A 2019 article in CapitolBop described the birth of Westminster’s Jazz Night as a way for the then majority white congregation to connect with the then majority Black surrounding neighborhood. Today, the event connects hundreds of Black and white fans of jazz, known as America’s classical music, and honors African-American cultural traditions, including offering fried fish on Fridays. For the Hamiltons, these concerts are conduits to crucial community-building. 

Ruth’s outreach in the community began with her service on several boards, including the Community Benefits Council, which she chaired for a decade, and the United Planning Board. The relationships she built working in the community have allowed the Hamiltons, who think of themselves as servant leaders, to successfully develop a wide range of partnerships based on shared values and vision.

Their personal flexibility and accessibility results in Westminster hosting a broad spectrum of programs and events. Westminster has provided space and support to survivors of domestic violence and narcotics addiction and held anti-racism events and prayer vigils for families who have lost children to police violence. They have hosted car washes that raise money for organizations like SWNA and helped make choir robes for children at Amidon-Bowen. Westminster has provided access to COVID-19 testing, offered food and sleeping space to advocates and protesters who travel to DC, held community meetings and dance parties, and hosted April’s Remember the Pearl event. Food and Friends, the organization that delivered daily meals to homebound people with HIV/AIDS, started in Westminster’s kitchen. 

In addition to a commitment to service, the Hamiltons have been allies and advocates for social justice.
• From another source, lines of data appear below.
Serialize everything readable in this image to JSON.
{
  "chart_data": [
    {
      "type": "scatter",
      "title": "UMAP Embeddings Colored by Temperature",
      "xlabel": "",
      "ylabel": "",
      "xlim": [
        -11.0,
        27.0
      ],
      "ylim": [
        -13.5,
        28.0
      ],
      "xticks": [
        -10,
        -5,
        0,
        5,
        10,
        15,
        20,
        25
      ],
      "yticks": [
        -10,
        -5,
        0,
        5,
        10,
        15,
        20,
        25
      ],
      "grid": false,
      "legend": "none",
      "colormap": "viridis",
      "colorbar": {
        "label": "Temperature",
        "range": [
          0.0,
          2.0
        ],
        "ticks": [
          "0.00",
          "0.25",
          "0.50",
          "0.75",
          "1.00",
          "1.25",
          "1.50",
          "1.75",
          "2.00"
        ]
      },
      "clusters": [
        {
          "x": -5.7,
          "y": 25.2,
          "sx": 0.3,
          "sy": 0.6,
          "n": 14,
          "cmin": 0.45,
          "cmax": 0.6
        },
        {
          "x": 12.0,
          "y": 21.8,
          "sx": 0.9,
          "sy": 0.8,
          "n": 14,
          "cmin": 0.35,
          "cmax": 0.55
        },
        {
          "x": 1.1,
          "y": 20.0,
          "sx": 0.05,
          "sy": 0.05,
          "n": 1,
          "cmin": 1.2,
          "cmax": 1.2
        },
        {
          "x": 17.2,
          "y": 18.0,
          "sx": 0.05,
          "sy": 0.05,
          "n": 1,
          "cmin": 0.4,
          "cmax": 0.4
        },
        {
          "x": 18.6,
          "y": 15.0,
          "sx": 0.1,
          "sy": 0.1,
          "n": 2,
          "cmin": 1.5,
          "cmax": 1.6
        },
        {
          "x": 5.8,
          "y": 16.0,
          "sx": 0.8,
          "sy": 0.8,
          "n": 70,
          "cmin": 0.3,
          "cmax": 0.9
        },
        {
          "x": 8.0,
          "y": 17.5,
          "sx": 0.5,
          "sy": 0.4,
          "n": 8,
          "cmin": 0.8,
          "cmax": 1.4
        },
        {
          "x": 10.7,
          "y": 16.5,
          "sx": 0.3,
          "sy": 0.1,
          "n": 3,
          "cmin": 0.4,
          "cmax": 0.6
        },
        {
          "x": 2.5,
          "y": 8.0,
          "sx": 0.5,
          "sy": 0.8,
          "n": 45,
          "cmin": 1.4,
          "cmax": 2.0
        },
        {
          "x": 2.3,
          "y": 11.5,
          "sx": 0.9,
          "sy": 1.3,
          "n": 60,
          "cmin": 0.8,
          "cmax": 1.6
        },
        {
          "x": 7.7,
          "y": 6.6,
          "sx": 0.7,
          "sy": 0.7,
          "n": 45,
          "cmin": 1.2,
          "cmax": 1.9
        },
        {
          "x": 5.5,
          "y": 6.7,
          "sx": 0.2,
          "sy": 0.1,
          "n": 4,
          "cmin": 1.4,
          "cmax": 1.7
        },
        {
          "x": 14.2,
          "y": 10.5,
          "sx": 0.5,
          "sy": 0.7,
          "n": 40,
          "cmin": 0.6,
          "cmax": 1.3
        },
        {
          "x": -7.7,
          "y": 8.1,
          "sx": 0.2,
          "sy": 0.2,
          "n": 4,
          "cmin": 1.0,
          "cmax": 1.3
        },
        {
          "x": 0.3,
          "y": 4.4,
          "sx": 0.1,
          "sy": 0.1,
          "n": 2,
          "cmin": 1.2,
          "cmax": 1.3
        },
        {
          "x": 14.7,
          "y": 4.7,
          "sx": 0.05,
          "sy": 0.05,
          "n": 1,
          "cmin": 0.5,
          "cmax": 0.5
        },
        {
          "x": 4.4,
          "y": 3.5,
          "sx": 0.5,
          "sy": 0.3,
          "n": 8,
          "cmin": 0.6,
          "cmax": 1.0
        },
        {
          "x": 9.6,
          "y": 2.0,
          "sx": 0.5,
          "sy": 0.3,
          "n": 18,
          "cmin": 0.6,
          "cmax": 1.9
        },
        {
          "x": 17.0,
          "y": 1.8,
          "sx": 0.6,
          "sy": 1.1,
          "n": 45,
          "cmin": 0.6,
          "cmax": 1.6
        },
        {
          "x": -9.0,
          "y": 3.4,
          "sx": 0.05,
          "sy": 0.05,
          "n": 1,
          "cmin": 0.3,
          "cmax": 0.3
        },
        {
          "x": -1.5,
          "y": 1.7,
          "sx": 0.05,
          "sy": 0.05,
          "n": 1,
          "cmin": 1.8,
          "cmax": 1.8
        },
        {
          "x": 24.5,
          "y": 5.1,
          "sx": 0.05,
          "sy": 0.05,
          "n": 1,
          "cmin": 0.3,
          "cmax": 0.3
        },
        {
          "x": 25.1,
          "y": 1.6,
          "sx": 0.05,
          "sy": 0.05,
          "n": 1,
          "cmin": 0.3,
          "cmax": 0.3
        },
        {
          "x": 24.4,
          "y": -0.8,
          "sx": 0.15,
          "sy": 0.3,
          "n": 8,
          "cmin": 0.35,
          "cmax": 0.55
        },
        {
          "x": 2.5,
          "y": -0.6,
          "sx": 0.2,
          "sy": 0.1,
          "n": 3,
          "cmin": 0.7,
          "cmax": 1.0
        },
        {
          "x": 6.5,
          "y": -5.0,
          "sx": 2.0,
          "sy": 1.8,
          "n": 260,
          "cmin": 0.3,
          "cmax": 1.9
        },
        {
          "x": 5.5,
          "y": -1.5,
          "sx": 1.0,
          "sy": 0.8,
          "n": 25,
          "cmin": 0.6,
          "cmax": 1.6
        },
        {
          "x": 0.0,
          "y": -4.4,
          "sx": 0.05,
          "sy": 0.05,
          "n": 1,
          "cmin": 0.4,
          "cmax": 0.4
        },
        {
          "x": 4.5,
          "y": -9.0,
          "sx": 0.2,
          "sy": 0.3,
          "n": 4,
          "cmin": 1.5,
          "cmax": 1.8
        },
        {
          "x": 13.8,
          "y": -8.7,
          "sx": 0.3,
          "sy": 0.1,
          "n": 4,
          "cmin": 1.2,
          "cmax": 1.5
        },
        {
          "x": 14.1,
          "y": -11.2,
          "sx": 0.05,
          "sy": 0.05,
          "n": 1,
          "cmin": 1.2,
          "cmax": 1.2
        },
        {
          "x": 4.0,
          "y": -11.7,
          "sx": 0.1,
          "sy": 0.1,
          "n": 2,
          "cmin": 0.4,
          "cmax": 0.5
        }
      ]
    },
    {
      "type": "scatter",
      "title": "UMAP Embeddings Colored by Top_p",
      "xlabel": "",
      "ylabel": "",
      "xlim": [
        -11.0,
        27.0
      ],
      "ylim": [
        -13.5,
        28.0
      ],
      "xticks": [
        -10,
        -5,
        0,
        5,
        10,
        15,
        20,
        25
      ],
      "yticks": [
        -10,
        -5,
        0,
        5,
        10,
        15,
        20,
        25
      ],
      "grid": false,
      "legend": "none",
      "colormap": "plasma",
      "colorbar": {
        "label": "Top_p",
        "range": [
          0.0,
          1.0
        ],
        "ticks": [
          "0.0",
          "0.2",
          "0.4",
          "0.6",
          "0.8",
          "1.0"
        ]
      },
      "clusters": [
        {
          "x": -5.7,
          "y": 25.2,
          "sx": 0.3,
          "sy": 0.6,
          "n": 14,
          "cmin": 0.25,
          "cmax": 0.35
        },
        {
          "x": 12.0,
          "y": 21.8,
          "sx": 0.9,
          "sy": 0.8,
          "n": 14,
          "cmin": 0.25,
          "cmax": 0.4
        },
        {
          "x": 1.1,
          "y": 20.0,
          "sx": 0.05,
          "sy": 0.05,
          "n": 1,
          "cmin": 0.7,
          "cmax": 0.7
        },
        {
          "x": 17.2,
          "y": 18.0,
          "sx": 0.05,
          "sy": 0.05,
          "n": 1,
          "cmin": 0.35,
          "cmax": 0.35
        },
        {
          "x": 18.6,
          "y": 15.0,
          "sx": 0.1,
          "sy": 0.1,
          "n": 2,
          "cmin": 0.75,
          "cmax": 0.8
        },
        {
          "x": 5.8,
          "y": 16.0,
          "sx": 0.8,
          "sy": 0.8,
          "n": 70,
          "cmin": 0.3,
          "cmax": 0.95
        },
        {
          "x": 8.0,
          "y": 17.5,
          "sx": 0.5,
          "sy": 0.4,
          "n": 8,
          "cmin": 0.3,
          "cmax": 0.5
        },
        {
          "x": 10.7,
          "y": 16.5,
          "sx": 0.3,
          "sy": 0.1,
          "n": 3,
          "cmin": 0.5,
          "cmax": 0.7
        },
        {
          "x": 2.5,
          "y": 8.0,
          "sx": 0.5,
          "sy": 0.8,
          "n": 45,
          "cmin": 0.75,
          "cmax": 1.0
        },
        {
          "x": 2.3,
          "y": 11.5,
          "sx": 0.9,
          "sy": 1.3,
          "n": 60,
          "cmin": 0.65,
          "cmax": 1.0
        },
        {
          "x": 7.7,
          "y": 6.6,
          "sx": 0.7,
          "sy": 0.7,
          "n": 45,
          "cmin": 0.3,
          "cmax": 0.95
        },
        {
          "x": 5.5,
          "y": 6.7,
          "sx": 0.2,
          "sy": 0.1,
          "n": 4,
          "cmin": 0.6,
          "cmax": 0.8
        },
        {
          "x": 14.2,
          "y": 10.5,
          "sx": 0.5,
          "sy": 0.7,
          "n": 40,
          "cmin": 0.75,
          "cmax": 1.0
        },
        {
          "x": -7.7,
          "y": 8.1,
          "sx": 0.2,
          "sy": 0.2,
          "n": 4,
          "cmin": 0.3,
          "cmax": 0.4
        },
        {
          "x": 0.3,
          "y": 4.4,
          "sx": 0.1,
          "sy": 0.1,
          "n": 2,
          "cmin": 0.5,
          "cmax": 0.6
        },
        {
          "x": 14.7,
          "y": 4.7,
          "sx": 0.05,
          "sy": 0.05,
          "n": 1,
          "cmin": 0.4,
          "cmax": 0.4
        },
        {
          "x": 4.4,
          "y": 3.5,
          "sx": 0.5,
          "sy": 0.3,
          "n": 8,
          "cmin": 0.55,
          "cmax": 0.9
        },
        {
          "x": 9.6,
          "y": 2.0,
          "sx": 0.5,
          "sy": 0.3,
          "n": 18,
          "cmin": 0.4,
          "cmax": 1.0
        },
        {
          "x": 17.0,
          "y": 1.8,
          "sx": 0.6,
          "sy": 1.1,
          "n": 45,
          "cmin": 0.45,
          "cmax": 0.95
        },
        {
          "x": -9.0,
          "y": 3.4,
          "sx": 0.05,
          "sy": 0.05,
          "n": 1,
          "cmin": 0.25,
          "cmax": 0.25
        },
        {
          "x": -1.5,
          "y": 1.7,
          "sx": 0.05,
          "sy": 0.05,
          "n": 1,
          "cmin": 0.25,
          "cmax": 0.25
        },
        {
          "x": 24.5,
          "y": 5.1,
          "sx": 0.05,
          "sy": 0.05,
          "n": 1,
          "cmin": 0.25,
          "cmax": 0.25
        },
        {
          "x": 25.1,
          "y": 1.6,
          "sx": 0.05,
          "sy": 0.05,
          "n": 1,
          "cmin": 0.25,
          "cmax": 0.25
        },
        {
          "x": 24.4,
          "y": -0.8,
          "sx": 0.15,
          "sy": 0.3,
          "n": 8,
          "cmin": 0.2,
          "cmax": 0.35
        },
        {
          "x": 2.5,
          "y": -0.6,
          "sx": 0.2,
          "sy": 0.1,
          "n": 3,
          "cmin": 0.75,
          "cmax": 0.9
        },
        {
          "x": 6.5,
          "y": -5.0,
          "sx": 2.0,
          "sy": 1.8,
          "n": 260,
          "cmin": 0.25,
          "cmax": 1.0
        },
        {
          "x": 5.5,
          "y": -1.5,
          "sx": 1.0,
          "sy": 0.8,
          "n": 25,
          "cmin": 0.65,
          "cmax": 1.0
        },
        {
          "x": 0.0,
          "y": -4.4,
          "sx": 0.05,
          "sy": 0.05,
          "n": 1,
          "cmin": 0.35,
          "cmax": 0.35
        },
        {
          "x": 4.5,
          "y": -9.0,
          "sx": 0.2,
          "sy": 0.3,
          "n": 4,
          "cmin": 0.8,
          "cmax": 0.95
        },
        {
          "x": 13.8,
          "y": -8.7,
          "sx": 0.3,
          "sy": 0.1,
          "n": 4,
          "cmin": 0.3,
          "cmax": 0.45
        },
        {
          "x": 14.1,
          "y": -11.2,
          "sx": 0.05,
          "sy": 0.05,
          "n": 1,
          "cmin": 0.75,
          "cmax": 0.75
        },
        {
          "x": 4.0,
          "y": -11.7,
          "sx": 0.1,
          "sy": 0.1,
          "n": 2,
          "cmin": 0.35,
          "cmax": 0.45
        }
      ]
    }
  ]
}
Reverend Brian Hamilton performed marriage and civil union ceremonies for members of the LBGTQ community before these unions were recognized under the law, which he calls “practicing ecclesiastical disobedience.” 

Along with other churches in Southwest, Westminster is working on plans for a new facility that will include both affordable and market-priced housing. As they look to the future, the Hamiltons aim to expand their work in the arts and provide even more space for community needs.